As Putnam explains, “This project involves exploring vacuum electron devices (VEDs) in the quantum, i.e., single-electron, limit. Conventionally, in VEDs, a huge number of electrons pass over structured surfaces to generate electromagnetic waves. We’re exploring what happens when we use just a single electron in this project. Ultimately, we’re trying to see if we can use these devices to generate single photons with an interesting (and useful) quantum property known as entanglement.” 

Researchers usually pass light through special kinds of crystals to produce entangled photons. When one color of light enters these crystals, the electrons in the crystal can vibrate in ways that produce other colors of light. This new, differently colored light can also have interesting quantum properties, such as entanglement.

In Putnam’s lab, instead of using a crystal to generate entangled photons, they’ll use a beam of electrons. As Putnam explains, “What's really new about our project is instead of using vibrating electrons in a crystal to produce entangled photons, we'll be using a beam of electrons traveling in a small vacuum region. This beam of electrons should actually give us much more control over the radiation process”.

The entangled photons generated in this project are very exciting for future applications in advanced communications and computing technologies. However, Putnam and his lab are most interested in using them for sensing. As Putnam explains, “If these single-electron VEDs can really produce the entanglement we’re hoping for, it will enable the development of special, ‘heralded’ single-photon and single-electron sources which could improve electron-beam lithography and microscopy.” 

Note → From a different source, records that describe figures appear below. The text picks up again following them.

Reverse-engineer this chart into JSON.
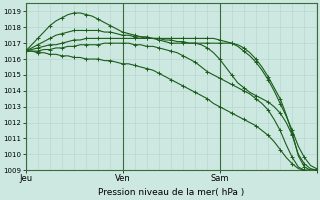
{
  "title": "Pression niveau de la mer( hPa )",
  "bg_color": "#cce8e0",
  "grid_color_major": "#b8d8d0",
  "grid_color_minor": "#c8e4dc",
  "line_color": "#1a5c1a",
  "ylim": [
    1009.0,
    1019.5
  ],
  "yticks": [
    1009,
    1010,
    1011,
    1012,
    1013,
    1014,
    1015,
    1016,
    1017,
    1018,
    1019
  ],
  "xlim": [
    0,
    48
  ],
  "vline_positions": [
    0,
    16,
    32,
    48
  ],
  "xtick_positions": [
    0,
    16,
    32,
    48
  ],
  "xtick_labels": [
    "Jeu",
    "Ven",
    "Sam",
    ""
  ],
  "num_points": 49,
  "series": [
    [
      1016.5,
      1016.6,
      1016.7,
      1016.8,
      1016.9,
      1016.9,
      1017.0,
      1017.1,
      1017.2,
      1017.2,
      1017.3,
      1017.3,
      1017.3,
      1017.3,
      1017.3,
      1017.3,
      1017.3,
      1017.3,
      1017.3,
      1017.3,
      1017.3,
      1017.3,
      1017.3,
      1017.3,
      1017.3,
      1017.3,
      1017.3,
      1017.3,
      1017.3,
      1017.3,
      1017.3,
      1017.3,
      1017.2,
      1017.1,
      1017.0,
      1016.8,
      1016.5,
      1016.2,
      1015.8,
      1015.3,
      1014.7,
      1014.0,
      1013.2,
      1012.4,
      1011.5,
      1010.5,
      1009.8,
      1009.3,
      1009.1
    ],
    [
      1016.5,
      1016.7,
      1016.9,
      1017.1,
      1017.3,
      1017.5,
      1017.6,
      1017.7,
      1017.8,
      1017.8,
      1017.8,
      1017.8,
      1017.8,
      1017.7,
      1017.7,
      1017.6,
      1017.5,
      1017.5,
      1017.4,
      1017.4,
      1017.4,
      1017.3,
      1017.3,
      1017.2,
      1017.2,
      1017.1,
      1017.1,
      1017.0,
      1017.0,
      1016.9,
      1016.7,
      1016.4,
      1016.0,
      1015.5,
      1015.0,
      1014.5,
      1014.2,
      1013.9,
      1013.7,
      1013.5,
      1013.3,
      1013.0,
      1012.6,
      1012.0,
      1011.2,
      1010.0,
      1009.4,
      1009.1,
      1009.0
    ],
    [
      1016.5,
      1016.5,
      1016.5,
      1016.6,
      1016.6,
      1016.7,
      1016.7,
      1016.8,
      1016.8,
      1016.9,
      1016.9,
      1016.9,
      1016.9,
      1017.0,
      1017.0,
      1017.0,
      1017.0,
      1017.0,
      1016.9,
      1016.9,
      1016.8,
      1016.8,
      1016.7,
      1016.6,
      1016.5,
      1016.4,
      1016.2,
      1016.0,
      1015.8,
      1015.5,
      1015.2,
      1015.0,
      1014.8,
      1014.6,
      1014.4,
      1014.2,
      1014.0,
      1013.8,
      1013.5,
      1013.2,
      1012.8,
      1012.2,
      1011.5,
      1010.6,
      1009.8,
      1009.2,
      1009.0,
      1009.0,
      1009.0
    ],
    [
      1016.5,
      1016.5,
      1016.4,
      1016.4,
      1016.3,
      1016.3,
      1016.2,
      1016.2,
      1016.1,
      1016.1,
      1016.0,
      1016.0,
      1016.0,
      1015.9,
      1015.9,
      1015.8,
      1015.7,
      1015.7,
      1015.6,
      1015.5,
      1015.4,
      1015.3,
      1015.1,
      1014.9,
      1014.7,
      1014.5,
      1014.3,
      1014.1,
      1013.9,
      1013.7,
      1013.5,
      1013.2,
      1013.0,
      1012.8,
      1012.6,
      1012.4,
      1012.2,
      1012.0,
      1011.8,
      1011.5,
      1011.2,
      1010.8,
      1010.3,
      1009.8,
      1009.4,
      1009.1,
      1009.0,
      1009.0,
      1009.0
    ],
    [
      1016.5,
      1016.9,
      1017.3,
      1017.7,
      1018.1,
      1018.4,
      1018.6,
      1018.8,
      1018.9,
      1018.9,
      1018.8,
      1018.7,
      1018.5,
      1018.3,
      1018.1,
      1017.9,
      1017.7,
      1017.6,
      1017.5,
      1017.4,
      1017.3,
      1017.3,
      1017.2,
      1017.1,
      1017.0,
      1017.0,
      1017.0,
      1017.0,
      1017.0,
      1017.0,
      1017.0,
      1017.0,
      1017.0,
      1017.0,
      1017.0,
      1016.9,
      1016.7,
      1016.4,
      1016.0,
      1015.5,
      1014.9,
      1014.2,
      1013.5,
      1012.5,
      1011.3,
      1009.9,
      1009.2,
      1009.0,
      1009.0
    ]
  ],
  "marker": "+"
}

In addition to the NSF award, Putnam’s lab also recently received a Department of Energy award, together with collaborators at MIT, to study how electron beams collectively behave at ultrafast timescales when interacting with a photonic structure. Putnam explains the ultimate goal of this research project – creating light.  

“In vacuum electronic devices, like the ones in our NSF project, electrons pass over structured surfaces and generate electromagnetic waves. The process through which these electrons actually generate these waves is a very interesting one, and we’re trying to probe it at extremely short timescales such that we can better understand it and use it to produce new colors of light.”

Specifically, Putnam’s lab and their collaborators will study how electrons collectively interact and order themselves as they traverse surfaces with nanoscale corrugation. They aim to study this process at timescales of around one femtosecond. One femtosecond is equal to 10^-15 seconds, that is, 0.000000000000001 seconds! They aim to achieve this extreme time resolution using ultrafast lasers to modulate and streak electron beams in a modified electron microscope.  

As Putnam explains, research into understanding these electron-beam-driven light sources could have many research and industrial applications: “Overall, using electrons in free-space beams (as opposed to in materials) to produce light affords us far greater flexibility in our light sources. Beyond producing entangled photons, these sources could be useful for producing difficult-to-generate wavelengths of light and ultra-high optical powers.”